I am working through a Python Machine Learning Course on Udemy on the following dataset (showing the first few rows only)
R&D Spend Administration Marketing Spend State Profit
0 165349 136898 471784 New York 192262
1 162598 151378 443899 California 191792
2 153442 101146 407935 Florida 191050
3 144372 118672 383200 New York 182902
The course was made in 2016 so some of the modules have been updated and I have changed this in my code (e.g: using ColumnTransformer make_column_transformer). The output of this code should be a float array (and it is in the Udemy tutorial) however, for some reason, after the code updates, my variable x is considered to be an ndarray object after carrying out the processing on it. I am not sure why because when I print the variable x it prints out an array of floats.

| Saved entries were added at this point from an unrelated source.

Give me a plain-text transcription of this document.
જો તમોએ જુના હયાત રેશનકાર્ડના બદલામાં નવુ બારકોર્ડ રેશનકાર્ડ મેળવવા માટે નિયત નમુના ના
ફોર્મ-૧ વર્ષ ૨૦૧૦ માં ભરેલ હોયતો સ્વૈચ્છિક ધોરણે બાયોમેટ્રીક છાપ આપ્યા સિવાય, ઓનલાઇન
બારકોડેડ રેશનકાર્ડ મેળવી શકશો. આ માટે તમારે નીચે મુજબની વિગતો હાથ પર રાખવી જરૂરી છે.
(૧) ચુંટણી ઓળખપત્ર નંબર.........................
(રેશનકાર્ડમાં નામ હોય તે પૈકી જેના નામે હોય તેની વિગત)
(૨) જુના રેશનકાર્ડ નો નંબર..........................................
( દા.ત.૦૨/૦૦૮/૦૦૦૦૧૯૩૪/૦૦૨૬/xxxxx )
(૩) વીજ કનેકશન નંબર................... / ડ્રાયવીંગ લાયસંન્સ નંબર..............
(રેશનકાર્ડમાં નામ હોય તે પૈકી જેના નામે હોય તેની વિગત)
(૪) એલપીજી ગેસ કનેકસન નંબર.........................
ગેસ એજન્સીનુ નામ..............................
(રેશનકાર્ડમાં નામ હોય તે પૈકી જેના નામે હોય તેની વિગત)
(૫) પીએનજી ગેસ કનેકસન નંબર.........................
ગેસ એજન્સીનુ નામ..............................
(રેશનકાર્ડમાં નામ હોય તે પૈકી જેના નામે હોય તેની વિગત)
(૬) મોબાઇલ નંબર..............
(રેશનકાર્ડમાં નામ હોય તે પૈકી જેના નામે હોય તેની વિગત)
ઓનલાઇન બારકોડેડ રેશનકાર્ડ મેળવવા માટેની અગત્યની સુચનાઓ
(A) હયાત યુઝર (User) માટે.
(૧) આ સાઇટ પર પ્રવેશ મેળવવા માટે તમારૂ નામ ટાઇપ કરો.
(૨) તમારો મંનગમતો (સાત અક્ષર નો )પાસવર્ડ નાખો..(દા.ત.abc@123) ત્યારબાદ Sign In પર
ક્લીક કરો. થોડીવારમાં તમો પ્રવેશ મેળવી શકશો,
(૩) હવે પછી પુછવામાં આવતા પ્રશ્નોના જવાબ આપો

The original data file can be found at this link (a zip folder) in the file 50_startups.csv.
I tried adding .toarray() but this broke the code.
Thanks
import pandas as pd
import matplotlib.pyplot as plt
import numpy as np
dataset = pd.read_csv("Startups (multiple linear regression).csv")
x=dataset.iloc[:,:-1].values
y=dataset.iloc[:,-1]
#Encode categorical variables (New York, California, Florida)
from sklearn.compose import ColumnTransformer, make_column_transformer
from sklearn.preprocessing import OneHotEncoder
preprocess = make_column_transformer((OneHotEncoder(),[-1]),remainder="passthrough")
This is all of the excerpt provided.